Saturday, July 26, 2008

XM-Sirius satellite radio gets the green light to merge from the FCC

Sirius Satellite Radio Inc. bought rival XM Satellite Radio Holdings Inc. for $3.3 billion. This means that subscribers will be able to have access to both stations, it was also said to create huge cost savings for the industry. FCC Chairman Kevin Marin told the Associated Press, “Consumers will enjoy a variety of programming at reduced prices and more diversified programming choices.” The two rivals kept each other on their toes, the one fear that Democratic Commissioner Jonathan Adelstein has is that they will turn into a monopoly. Republican commissioner Taylor Tate insisted that the companies settle charges that they violated FCC rules before she would approve of the deal. Both companies agreed this week to pay $19.7 million to the U.S. Treasury for violations related to radio receivers and ground-based signal repeaters. The merging companies said that their merging would create hundreds of millions of dollars in cost savings and lead to greater choice in programming for subscribers and flexible pricing options. The FCC approval faced a steeper climb because the companies were prohibited from combining under terms of their licenses. The agency struggled to come up with a way to show that allowing a satellite radio monopoly was in the public interest. Sirius and XM also have promised to include a limited “a la carte” offering that would be available within three months of the close of the deal and allow listeners to pay only for the channels they want to receive.


Greg Delemeester said...

If the merger creates a monopoly, what would you predict will happen to the price of satellite radio programming? Are there any significant entry barriers preventing other companies from entering the business and competing against the newly merged company?

katiedickson said...

If a monopoly is created, the price of the satellite radio programming will most likely increase. Without the competition, there is no need to maintain their current fairly low prices. As for another company trying to enter the business.

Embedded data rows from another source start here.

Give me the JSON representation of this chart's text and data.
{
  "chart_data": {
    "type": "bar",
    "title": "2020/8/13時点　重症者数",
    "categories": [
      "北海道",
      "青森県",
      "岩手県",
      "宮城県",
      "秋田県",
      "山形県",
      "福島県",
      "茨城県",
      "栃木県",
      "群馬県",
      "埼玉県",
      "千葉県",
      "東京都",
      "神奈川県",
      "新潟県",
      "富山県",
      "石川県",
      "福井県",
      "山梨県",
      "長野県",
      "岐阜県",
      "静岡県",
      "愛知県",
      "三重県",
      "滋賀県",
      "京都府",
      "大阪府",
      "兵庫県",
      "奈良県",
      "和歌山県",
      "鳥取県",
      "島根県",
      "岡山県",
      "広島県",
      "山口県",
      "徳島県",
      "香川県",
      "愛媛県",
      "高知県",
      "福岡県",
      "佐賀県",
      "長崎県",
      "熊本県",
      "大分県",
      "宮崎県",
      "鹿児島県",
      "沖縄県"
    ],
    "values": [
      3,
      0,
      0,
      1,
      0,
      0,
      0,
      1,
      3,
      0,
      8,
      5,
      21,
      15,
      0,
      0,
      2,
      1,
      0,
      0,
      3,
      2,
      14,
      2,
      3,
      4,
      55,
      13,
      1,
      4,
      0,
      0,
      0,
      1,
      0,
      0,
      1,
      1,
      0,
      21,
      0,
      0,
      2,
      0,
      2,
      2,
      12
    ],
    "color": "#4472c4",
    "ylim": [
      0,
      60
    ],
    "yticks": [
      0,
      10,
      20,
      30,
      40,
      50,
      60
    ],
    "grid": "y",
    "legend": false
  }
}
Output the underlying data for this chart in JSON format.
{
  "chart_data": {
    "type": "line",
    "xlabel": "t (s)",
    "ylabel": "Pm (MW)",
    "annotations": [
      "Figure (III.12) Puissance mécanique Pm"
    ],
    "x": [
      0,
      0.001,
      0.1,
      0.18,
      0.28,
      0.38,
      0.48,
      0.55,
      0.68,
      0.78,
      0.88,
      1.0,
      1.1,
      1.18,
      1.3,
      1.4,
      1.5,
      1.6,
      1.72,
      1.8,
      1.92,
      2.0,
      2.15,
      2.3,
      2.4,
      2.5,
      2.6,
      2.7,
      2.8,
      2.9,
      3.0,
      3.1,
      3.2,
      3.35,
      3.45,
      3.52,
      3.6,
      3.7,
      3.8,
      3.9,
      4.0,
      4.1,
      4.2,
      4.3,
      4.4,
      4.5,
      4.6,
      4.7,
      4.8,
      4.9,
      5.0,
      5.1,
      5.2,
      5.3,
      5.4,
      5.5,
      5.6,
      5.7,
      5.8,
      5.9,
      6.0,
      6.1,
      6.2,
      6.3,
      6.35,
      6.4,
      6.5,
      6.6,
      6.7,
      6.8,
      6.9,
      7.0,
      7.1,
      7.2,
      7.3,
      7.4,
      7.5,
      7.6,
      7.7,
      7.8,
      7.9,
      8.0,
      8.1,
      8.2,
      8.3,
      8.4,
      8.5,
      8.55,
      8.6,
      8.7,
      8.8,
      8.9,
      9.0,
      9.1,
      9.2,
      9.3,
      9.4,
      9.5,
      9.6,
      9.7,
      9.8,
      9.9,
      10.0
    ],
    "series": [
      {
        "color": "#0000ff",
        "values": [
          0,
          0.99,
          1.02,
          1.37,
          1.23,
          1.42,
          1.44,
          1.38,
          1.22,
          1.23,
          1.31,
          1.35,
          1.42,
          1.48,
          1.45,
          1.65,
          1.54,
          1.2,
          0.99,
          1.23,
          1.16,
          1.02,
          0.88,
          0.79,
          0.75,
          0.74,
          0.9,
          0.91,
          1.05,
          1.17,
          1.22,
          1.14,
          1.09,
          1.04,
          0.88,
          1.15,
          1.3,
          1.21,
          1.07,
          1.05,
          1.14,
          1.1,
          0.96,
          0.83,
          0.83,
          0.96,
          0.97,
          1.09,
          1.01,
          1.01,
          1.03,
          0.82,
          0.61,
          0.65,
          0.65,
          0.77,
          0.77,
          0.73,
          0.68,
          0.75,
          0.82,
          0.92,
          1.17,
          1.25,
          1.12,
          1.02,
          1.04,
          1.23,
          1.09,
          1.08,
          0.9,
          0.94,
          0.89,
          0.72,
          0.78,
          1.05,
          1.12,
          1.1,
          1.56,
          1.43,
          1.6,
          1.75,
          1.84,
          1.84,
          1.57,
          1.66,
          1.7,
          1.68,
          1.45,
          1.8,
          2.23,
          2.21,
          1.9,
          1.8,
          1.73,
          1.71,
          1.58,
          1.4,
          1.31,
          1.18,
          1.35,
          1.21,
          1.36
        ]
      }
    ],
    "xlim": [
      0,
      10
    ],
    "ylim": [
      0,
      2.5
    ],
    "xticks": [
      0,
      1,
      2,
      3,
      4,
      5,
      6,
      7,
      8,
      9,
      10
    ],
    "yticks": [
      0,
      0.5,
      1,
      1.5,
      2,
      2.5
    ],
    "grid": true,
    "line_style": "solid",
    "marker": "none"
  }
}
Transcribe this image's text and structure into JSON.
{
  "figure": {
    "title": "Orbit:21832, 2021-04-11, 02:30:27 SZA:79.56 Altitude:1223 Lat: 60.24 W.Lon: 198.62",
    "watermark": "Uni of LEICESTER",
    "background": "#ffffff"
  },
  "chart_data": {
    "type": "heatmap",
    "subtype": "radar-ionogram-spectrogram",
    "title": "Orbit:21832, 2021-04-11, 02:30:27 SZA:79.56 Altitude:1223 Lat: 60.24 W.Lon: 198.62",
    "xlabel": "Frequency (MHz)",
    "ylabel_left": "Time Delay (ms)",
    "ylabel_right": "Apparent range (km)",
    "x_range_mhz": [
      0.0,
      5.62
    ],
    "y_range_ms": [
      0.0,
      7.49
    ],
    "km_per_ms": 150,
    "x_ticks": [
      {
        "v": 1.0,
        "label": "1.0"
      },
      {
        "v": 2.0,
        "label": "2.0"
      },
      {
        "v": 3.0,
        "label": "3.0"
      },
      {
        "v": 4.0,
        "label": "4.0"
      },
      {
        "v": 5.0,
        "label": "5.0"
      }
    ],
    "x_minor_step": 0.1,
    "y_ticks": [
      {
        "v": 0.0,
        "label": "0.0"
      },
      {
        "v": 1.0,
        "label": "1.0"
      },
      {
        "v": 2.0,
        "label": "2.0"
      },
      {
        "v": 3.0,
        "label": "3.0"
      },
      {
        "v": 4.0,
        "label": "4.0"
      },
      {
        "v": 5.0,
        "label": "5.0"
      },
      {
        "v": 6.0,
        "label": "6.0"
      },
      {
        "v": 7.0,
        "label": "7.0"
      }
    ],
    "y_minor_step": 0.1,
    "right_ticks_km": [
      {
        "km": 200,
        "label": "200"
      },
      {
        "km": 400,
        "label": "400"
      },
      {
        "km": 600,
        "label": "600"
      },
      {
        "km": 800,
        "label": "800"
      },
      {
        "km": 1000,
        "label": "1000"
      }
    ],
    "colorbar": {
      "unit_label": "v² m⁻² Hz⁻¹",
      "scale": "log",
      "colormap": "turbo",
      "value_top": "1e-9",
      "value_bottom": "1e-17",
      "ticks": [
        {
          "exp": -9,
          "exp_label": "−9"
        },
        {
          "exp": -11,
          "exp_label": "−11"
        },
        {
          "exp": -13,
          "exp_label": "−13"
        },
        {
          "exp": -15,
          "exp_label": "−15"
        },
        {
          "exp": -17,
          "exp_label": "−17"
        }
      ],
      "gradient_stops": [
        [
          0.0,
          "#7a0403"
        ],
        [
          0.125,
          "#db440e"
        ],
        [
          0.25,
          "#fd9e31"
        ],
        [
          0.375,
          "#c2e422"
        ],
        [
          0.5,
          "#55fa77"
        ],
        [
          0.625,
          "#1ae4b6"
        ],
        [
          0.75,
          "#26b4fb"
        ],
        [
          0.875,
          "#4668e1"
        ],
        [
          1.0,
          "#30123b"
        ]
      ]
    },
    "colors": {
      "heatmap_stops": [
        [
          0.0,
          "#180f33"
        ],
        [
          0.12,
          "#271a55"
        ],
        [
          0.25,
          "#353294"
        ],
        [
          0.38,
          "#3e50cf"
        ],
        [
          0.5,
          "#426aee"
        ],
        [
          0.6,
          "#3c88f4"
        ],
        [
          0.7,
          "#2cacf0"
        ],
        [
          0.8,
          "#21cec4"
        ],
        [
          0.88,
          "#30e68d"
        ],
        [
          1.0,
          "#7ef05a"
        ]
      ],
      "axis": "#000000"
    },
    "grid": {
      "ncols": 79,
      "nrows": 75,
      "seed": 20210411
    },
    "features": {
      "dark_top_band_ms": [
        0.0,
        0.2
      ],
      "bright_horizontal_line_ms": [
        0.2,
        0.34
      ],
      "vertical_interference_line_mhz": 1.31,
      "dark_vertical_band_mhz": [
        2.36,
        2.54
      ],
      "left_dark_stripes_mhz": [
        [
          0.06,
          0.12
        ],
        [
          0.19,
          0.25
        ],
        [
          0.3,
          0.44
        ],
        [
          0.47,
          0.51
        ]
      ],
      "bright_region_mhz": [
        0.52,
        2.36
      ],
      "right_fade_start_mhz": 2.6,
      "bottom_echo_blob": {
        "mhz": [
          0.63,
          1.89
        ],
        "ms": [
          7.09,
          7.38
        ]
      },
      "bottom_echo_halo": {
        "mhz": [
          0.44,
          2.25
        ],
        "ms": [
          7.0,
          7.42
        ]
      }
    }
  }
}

At this point it would be hard since XM and Sirius are currently the dominant forces in the business. With the two combined, they will provide a high standard. However, the perfect time to enter a new product would be through the two companies transition phases. Remember when Alltel got big again in Southeastern Ohio, just as Cingular and AT&T merged. As XM and Sirius get their kinks worked out, there is opportunity for new entry.